西:UAからGA4へ移行するにあたって、どのようなアクションを取られましたか?

倉元:SQLを書くだけの知識がなく、またデータベースを構築した経験がないと、自社だけでUAからGA4に移行し、Google BigQueryとBIツールへつなぐのは難しいと判断しました。そこでさまざまな記事やセミナーから知識を得ながら、協力会社を探しはじめました。

西:協力会社を比較検討するにあたって、どのような要素を重視しましたか?

石原:無理なお願いと承知していながらも最優先していた要素が、2023年3月中にGA4とBIツールまでのデータ連携を構築していただけることでした。22年度と23年度を比較分析するにはこの納期しかなく、この要件の段階で、ご対応いただける協力会社は限られていました。

さらに納期と同じくらい重要な要素が、マーケティングに対して深い知見をお持ちかどうかでした。データの可視化はあくまで手段であり、最終的な目的はMQLの創出であり事業の成長です。しかしデータ基盤の知識は深くとも、マーケティングの知見も持ち合わせている協力会社さんは多くありません。

マーケティングの知見をお持ちの協力会社さんの場合、ただデータ基盤を構築いただけるのではなく、構築後の施策や最適なデータ計測についてご提案、構築いただけると考えました。

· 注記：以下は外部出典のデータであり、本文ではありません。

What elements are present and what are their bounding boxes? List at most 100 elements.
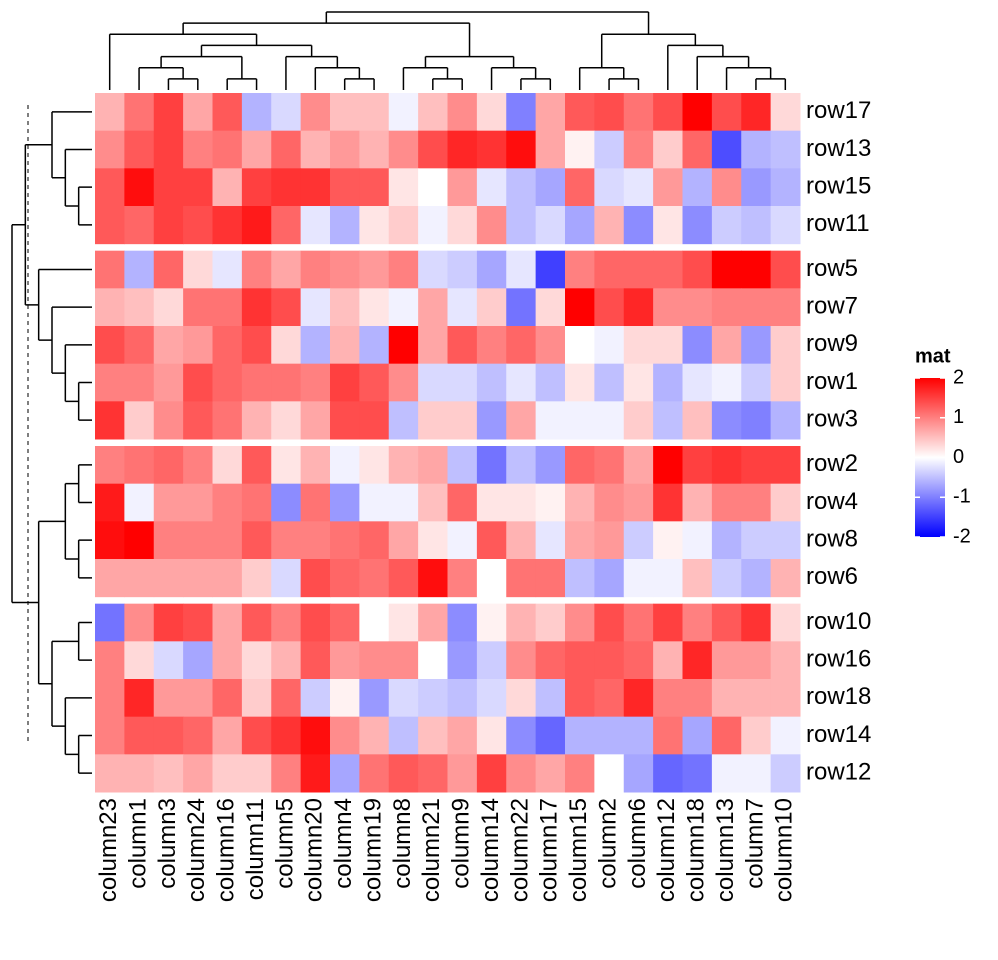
heatmap-cell <box>711 363 742 402</box>
dendrogram-branch <box>182 22 471 57</box>
heatmap-cell <box>359 206 390 245</box>
heatmap-cell <box>271 363 302 402</box>
heatmap-cell <box>594 483 625 522</box>
heatmap-cell <box>594 130 625 169</box>
heatmap-cell <box>124 288 155 327</box>
column-label: column11 <box>242 798 269 900</box>
heatmap-cell <box>682 559 713 598</box>
row-label: row14 <box>806 721 871 748</box>
heatmap-cell <box>359 168 390 207</box>
heatmap-cell <box>212 641 243 680</box>
heatmap-cell <box>535 206 566 245</box>
heatmap-cell <box>711 326 742 365</box>
heatmap-cell <box>682 206 713 245</box>
heatmap-cell <box>506 93 537 132</box>
heatmap-cell <box>300 130 331 169</box>
heatmap-cell <box>447 679 478 718</box>
heatmap-cell <box>153 363 184 402</box>
heatmap-cell <box>594 363 625 402</box>
heatmap-cell <box>653 521 683 560</box>
row-label: row3 <box>806 406 858 433</box>
heatmap-cell <box>153 483 184 522</box>
heatmap-cell <box>300 168 331 207</box>
heatmap-cell <box>124 716 155 755</box>
heatmap-cell <box>770 483 801 522</box>
column-label: column15 <box>565 798 592 902</box>
heatmap-cell <box>770 93 801 132</box>
dendrogram-branch <box>343 78 375 90</box>
legend-tick-label: -2 <box>953 525 971 547</box>
dendrogram-branch <box>490 66 537 90</box>
heatmap-cell <box>447 168 478 207</box>
heatmap-cell <box>212 363 243 402</box>
row-label: row11 <box>806 210 870 237</box>
heatmap-cell <box>330 641 360 680</box>
heatmap-cell <box>535 641 566 680</box>
heatmap-cell <box>535 363 566 402</box>
heatmap-cell <box>153 288 184 327</box>
heatmap-cell <box>241 716 272 755</box>
heatmap-cell <box>359 363 390 402</box>
heatmap-cell <box>330 603 360 642</box>
heatmap-cell <box>770 288 801 327</box>
column-label: column8 <box>389 798 416 889</box>
heatmap-cell <box>565 206 595 245</box>
heatmap-cell <box>623 521 654 560</box>
heatmap-cell <box>124 363 155 402</box>
heatmap-cell <box>359 130 390 169</box>
heatmap-cell <box>124 641 155 680</box>
heatmap-cell <box>623 363 654 402</box>
heatmap-cell <box>300 641 331 680</box>
heatmap-cell <box>418 603 448 642</box>
heatmap-cell <box>741 168 772 207</box>
heatmap-cell <box>359 603 390 642</box>
heatmap-cell <box>447 130 478 169</box>
heatmap-cell <box>95 754 125 793</box>
heatmap-cell <box>623 754 654 793</box>
heatmap-cell <box>153 206 184 245</box>
heatmap-cell <box>535 483 566 522</box>
dendrogram-branch <box>77 186 92 226</box>
heatmap-cell <box>418 363 448 402</box>
heatmap-cell <box>476 401 507 440</box>
heatmap-cell <box>271 250 302 289</box>
heatmap-cell <box>359 250 390 289</box>
heatmap-cell <box>95 401 125 440</box>
heatmap-cell <box>271 603 302 642</box>
heatmap-cell <box>95 603 125 642</box>
heatmap-cell <box>653 603 683 642</box>
heatmap-cell <box>506 401 537 440</box>
heatmap-cell <box>506 326 537 365</box>
heatmap-cell <box>506 483 537 522</box>
heatmap-cell <box>711 130 742 169</box>
heatmap-cell <box>388 559 419 598</box>
row-label: row12 <box>806 759 871 786</box>
heatmap-cell <box>153 168 184 207</box>
dendrogram-branch <box>432 78 463 90</box>
heatmap-cell <box>741 401 772 440</box>
heatmap-cell <box>623 679 654 718</box>
heatmap-cell <box>711 716 742 755</box>
heatmap-cell <box>388 288 419 327</box>
heatmap-cell <box>594 326 625 365</box>
heatmap-cell <box>418 641 448 680</box>
heatmap-cell <box>418 679 448 718</box>
heatmap-cell <box>95 206 125 245</box>
heatmap-cell <box>330 521 360 560</box>
heatmap-cell <box>388 401 419 440</box>
heatmap-cell <box>623 93 654 132</box>
heatmap-cell <box>565 679 595 718</box>
heatmap-cell <box>653 93 683 132</box>
heatmap-cell <box>506 206 537 245</box>
heatmap-cell <box>711 603 742 642</box>
heatmap-cell <box>359 559 390 598</box>
heatmap-cell <box>418 250 448 289</box>
heatmap-cell <box>330 168 360 207</box>
heatmap-cell <box>506 363 537 402</box>
legend-tick-label: 2 <box>953 366 964 388</box>
heatmap-cell <box>183 250 213 289</box>
heatmap-cell <box>388 326 419 365</box>
heatmap-cell <box>506 603 537 642</box>
heatmap-cell <box>535 716 566 755</box>
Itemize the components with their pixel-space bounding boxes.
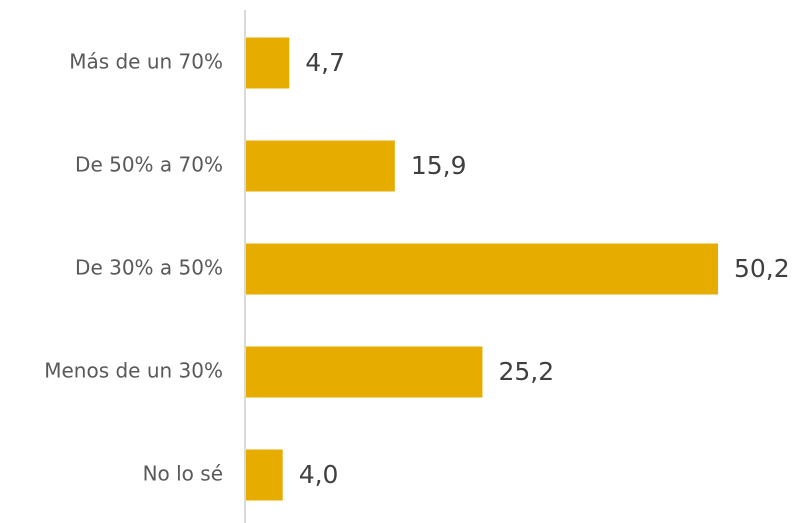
bar-2 xyxy=(245,243,718,295)
bar-4 xyxy=(245,449,283,501)
value-label-1: 15,9 xyxy=(411,151,467,180)
value-label-0: 4,7 xyxy=(305,48,345,77)
bar-3 xyxy=(245,346,483,398)
category-label-2: De 30% a 50% xyxy=(75,256,223,280)
value-labels: 4,7 15,9 50,2 25,2 4,0 xyxy=(299,48,790,489)
bar-0 xyxy=(245,37,290,89)
category-label-0: Más de un 70% xyxy=(69,50,223,74)
value-label-2: 50,2 xyxy=(734,254,790,283)
category-label-4: No lo sé xyxy=(143,462,223,486)
bar-1 xyxy=(245,140,395,192)
category-label-3: Menos de un 30% xyxy=(44,359,223,383)
value-label-4: 4,0 xyxy=(299,460,339,489)
category-labels: Más de un 70% De 50% a 70% De 30% a 50% Men… xyxy=(44,50,223,486)
bars-group xyxy=(245,37,718,501)
value-label-3: 25,2 xyxy=(498,357,554,386)
category-label-1: De 50% a 70% xyxy=(75,153,223,177)
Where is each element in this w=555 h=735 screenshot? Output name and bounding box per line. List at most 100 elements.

西:協力会社にTHE MOLTSを選定いただいた決め手をお聞かせください。

倉元:THE MOLTSからBIツールへのデータ連携を含めて納期内に、しかも予算内でお受けいただけるとご返答いただけました。また、過去の事例ページをいくつか拝見させていただくと、西さんはCVR改善の実績もあるため、マーケティングへの理解も深いと感じ、ご相談させていただきました。

石原:弊社からのご連絡に対するレスポンスがとても迅速で、納期内に構築いただけそうだと安心しました。

西:GA4からGoogle BigQueryへのデータのエクスポートは、さまざまな企業に需要があると予想していました。ただ、GA4のスキーマはとても複雑だったため、データベースに明るい方でも簡単には扱えないかもしれないと感じていたのです。

そこで今回のお取り組みの4ヶ月ほど前から、アクセス解析に実用的な一連のデータフローの構築とパッケージ化を進めていました。その状況でご依頼いただいたため、スピーディな納期とご要望に応じたカスタマイズ性を実現することができています。

石原:数社と面談させていただいた中でも、西さんの人柄の良さが印象に残っています。また、普段のコミュニケーションはSlackで、納品物はNotionでご共有いただけることも、取り組みのしやすさとして高く評価していたポイントでした。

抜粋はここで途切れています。